- Pitcher
- Born: February 8, 1914 Johnstown, Pennsylvania, U.S.
- Died: March 26, 1986 (aged 72) Crossville, Tennessee, U.S.
- Batted: RightThrew: Right

MLB debut
- April 29, 1945, for the Cincinnati Reds

Last MLB appearance
- June 9, 1945, for the Cincinnati Reds

MLB statistics
- Win–loss record: 2–0
- Earned run average: 3.38
- Strikeouts: 3
- Stats at Baseball Reference

Teams
- Cincinnati Reds (1945);

= Mel Bosser =

American baseball player (1914–1986)

Melvin Edward Bosser (February 8, 1914 – March 26, 1986) was an American Major League Baseball (MLB) pitcher who played for the Cincinnati Reds in 1945. The 31-year-old rookie right-hander was a native of Johnstown, Pennsylvania.

Bosser is one of many ballplayers who only appeared in the major leagues during World War II. He made his major league debut in relief on April 29, 1945, in a doubleheader against the St. Louis Cardinals at Crosley Field. Fifteen days later he made his first big league start and was the winning pitcher in a 5–4 game against the Philadelphia Phillies at Shibe Park. His next win came in relief on May 30, also against the Phillies.

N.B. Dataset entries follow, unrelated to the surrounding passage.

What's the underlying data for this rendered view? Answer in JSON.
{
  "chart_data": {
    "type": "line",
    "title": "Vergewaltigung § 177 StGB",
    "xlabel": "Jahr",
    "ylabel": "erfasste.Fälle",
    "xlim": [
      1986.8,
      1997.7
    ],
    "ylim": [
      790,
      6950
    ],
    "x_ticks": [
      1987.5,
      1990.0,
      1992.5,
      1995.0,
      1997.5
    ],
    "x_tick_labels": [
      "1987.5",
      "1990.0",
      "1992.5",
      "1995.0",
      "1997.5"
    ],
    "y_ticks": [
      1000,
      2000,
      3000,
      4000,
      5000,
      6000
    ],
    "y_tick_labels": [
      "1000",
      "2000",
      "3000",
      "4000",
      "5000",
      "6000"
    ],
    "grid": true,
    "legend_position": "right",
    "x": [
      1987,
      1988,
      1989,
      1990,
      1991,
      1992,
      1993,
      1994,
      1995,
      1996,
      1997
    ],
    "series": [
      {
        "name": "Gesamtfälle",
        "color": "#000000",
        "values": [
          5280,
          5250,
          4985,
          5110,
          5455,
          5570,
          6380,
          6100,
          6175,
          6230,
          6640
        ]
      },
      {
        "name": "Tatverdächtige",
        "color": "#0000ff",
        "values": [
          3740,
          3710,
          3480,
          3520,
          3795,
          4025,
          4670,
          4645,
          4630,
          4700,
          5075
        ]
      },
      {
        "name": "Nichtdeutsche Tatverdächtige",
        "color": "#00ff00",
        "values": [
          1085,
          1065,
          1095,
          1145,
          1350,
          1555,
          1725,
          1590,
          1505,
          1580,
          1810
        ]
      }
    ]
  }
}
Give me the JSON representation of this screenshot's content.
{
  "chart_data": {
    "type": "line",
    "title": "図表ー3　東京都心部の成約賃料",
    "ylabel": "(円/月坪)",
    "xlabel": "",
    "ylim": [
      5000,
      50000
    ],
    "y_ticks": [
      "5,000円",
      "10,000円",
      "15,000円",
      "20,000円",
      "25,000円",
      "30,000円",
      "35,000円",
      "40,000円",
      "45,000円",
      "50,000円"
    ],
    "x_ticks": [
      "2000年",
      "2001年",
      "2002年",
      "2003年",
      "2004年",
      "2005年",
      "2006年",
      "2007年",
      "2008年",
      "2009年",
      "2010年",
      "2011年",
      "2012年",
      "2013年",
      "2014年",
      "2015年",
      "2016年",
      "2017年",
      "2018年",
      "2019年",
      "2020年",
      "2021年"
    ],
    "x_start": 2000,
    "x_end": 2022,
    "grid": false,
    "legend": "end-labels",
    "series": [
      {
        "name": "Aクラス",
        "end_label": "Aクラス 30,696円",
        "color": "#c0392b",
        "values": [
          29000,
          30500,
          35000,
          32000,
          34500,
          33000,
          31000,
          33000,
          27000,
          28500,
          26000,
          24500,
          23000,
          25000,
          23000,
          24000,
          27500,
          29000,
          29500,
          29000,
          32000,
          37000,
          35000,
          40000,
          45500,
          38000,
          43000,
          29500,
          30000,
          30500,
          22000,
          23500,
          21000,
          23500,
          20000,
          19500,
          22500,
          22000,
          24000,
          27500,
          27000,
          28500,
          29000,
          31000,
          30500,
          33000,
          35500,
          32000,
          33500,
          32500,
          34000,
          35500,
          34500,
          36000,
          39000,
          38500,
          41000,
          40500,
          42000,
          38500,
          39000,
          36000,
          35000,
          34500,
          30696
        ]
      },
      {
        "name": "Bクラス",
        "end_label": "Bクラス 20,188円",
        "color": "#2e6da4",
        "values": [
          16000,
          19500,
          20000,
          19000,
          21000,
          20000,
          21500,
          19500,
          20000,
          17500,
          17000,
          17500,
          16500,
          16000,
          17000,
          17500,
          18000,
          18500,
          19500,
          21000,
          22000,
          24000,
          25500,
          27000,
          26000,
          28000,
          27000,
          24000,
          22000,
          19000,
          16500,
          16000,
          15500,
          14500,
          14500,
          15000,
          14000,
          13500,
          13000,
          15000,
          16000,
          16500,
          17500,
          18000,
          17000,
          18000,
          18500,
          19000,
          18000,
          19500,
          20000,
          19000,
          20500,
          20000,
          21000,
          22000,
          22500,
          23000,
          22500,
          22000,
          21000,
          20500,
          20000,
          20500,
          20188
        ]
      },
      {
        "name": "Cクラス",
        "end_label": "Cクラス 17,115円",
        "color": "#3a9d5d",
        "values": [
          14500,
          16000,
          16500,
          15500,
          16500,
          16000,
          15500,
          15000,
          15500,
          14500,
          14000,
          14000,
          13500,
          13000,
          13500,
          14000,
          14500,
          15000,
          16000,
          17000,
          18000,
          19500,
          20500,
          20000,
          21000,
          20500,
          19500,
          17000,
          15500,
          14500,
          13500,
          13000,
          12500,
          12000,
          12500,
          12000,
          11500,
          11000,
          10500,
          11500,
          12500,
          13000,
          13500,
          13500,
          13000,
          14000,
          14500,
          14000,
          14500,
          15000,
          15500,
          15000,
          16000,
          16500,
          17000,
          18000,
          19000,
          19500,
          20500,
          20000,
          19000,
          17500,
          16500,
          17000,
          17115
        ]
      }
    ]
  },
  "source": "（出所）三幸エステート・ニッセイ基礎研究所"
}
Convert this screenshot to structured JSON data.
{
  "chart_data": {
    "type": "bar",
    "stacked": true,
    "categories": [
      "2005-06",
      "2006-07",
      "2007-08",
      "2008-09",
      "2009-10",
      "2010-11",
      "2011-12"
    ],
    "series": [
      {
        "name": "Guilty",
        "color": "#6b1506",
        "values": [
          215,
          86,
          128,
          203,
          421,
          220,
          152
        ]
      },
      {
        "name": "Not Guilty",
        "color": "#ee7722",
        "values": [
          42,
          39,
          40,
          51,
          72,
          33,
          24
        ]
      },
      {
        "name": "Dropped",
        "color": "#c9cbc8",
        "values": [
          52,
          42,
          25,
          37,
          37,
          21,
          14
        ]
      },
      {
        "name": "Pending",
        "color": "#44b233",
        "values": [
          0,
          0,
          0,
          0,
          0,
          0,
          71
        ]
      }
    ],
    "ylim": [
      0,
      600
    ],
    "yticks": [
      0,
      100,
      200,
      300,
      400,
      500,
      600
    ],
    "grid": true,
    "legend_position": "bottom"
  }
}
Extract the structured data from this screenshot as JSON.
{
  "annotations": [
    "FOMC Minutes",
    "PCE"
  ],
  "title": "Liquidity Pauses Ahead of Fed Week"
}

His last appearance was on June 9, and then he was released by the Reds the next day.

In a total of 7 games he was 2–0 with 2 games started, 0 complete games, and 3 games finished. In 16 innings pitched he gave up 9 hits and walked 17. However, he allowed only 6 earned runs, so his final ERA was 3.38.

Bosser died at the age of 72 in Crossville, Tennessee. He was interred in the Crossville City Cemetery in Crossville, Tennessee.